Antoine is thirteen, and Bastien Vivès emphasises the gulf between his age and emotional maturity and that of Hélène at just three years older. She’s glued to her phone, and at a stage where she’s aware of her sexuality, but not entirely of the effect it has on Antoine. She’s rebellious, and he’s basically well behaved, but through following her his eyes are opened to a new world. The family dynamic Antoine is used to shifts considerably, and his transition into adolescence unfurls sensitively through a succession of naturalistic glimpses into the world to come.
A curious aspect of the art is Vivès frequently not bothering with facial features, especially eyes, usually such an expressive element of visual art. It’s a technique that can work as readers project their own emotions (see A Gift for a Ghost), but here it’s hit and miss. At times the confidence Vivès has in his delicately formed postures substitutes, but on other occasions, as in the final panel of the sample page, the intention isn’t at all clear. The inconsistency irritates, but as just one aspect of such a well-observed story it’s minor.

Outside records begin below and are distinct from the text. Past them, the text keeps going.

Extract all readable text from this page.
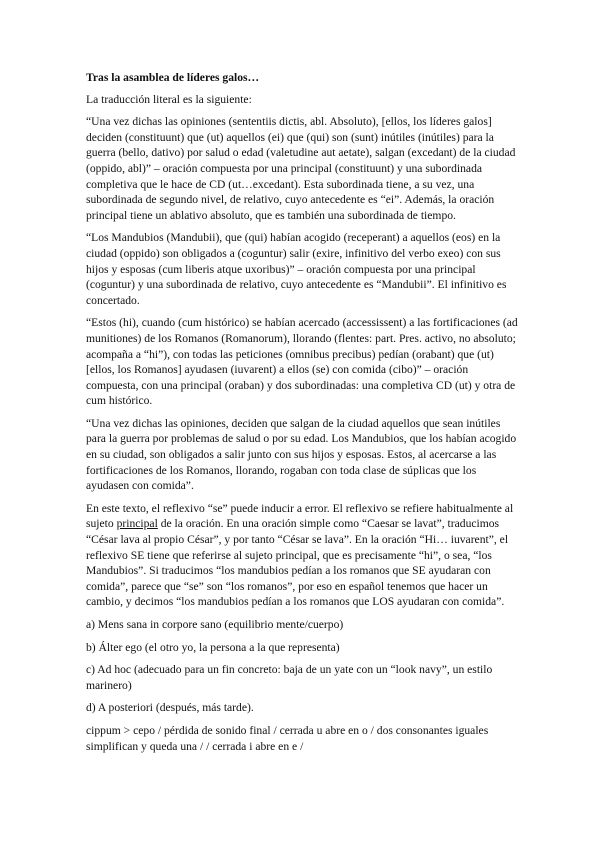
Tras la asamblea de líderes galos…

La traducción literal es la siguiente:

“Una vez dichas las opiniones (sententiis dictis, abl. Absoluto), [ellos, los líderes galos] deciden (constituunt) que (ut) aquellos (ei) que (qui) son (sunt) inútiles (inútiles) para la guerra (bello, dativo) por salud o edad (valetudine aut aetate), salgan (excedant) de la ciudad (oppido, abl)” – oración compuesta por una principal (constituunt) y una subordinada completiva que le hace de CD (ut…excedant). Esta subordinada tiene, a su vez, una subordinada de segundo nivel, de relativo, cuyo antecedente es “ei”. Además, la oración principal tiene un ablativo absoluto, que es también una subordinada de tiempo.

“Los Mandubios (Mandubii), que (qui) habían acogido (receperant) a aquellos (eos) en la ciudad (oppido) son obligados a (coguntur) salir (exire, infinitivo del verbo exeo) con sus hijos y esposas (cum liberis atque uxoribus)” – oración compuesta por una principal (coguntur) y una subordinada de relativo, cuyo antecedente es “Mandubii”. El infinitivo es concertado.

“Estos (hi), cuando (cum histórico) se habían acercado (accessissent) a las fortificaciones (ad munitiones) de los Romanos (Romanorum), llorando (flentes: part. Pres. activo, no absoluto; acompaña a “hi”), con todas las peticiones (omnibus precibus) pedían (orabant) que (ut) [ellos, los Romanos] ayudasen (iuvarent) a ellos (se) con comida (cibo)” – oración compuesta, con una principal (oraban) y dos subordinadas: una completiva CD (ut) y otra de cum histórico.

“Una vez dichas las opiniones, deciden que salgan de la ciudad aquellos que sean inútiles para la guerra por problemas de salud o por su edad. Los Mandubios, que los habían acogido en su ciudad, son obligados a salir junto con sus hijos y esposas. Estos, al acercarse a las fortificaciones de los Romanos, llorando, rogaban con toda clase de súplicas que los ayudasen con comida”.

En este texto, el reflexivo “se” puede inducir a error. El reflexivo se refiere habitualmente al sujeto principal de la oración. En una oración simple como “Caesar se lavat”, traducimos “César lava al propio César”, y por tanto “César se lava”. En la oración “Hi… iuvarent”, el reflexivo SE tiene que referirse al sujeto principal, que es precisamente “hi”, o sea, “los Mandubios”. Si traducimos “los mandubios pedían a los romanos que SE ayudaran con comida”, parece que “se” son “los romanos”, por eso en español tenemos que hacer un cambio, y decimos “los mandubios pedían a los romanos que LOS ayudaran con comida”.

a) Mens sana in corpore sano (equilibrio mente/cuerpo)

b) Álter ego (el otro yo, la persona a la que representa)

c) Ad hoc (adecuado para un fin concreto: baja de un yate con un “look navy”, un estilo marinero)

d) A posteriori (después, más tarde).

cippum > cepo / pérdida de sonido final / cerrada u abre en o / dos consonantes iguales simplifican y queda una / / cerrada i abre en e /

Metaphors feature, the gradual completion of jigsaw being one, and another being Antoine’s failing attempts to draw Hélène’s portrait, never quite managing to capture her, just as his interactions with her are stumbling and lacking certainty. Antoine’s conflicting inclinations are masterfully conveyed, yet it’s also simultaneously shown that Hélène isn’t as assured as she appears to Antoine. For all the sensitivity and metaphors, though, Vivès, isn’t above some standard funny smut, cutting from a scene of fumbling sex to Antoine’s father at the barbecue asking if anyone wants a sausage.
The knowledge of transitory days having so much meaning at the time is passed on in what’s a touching and humane story, with Vivès saving a good shock for the ending. A film adaptation retitled Falcon Lake is due for summer 2022 release.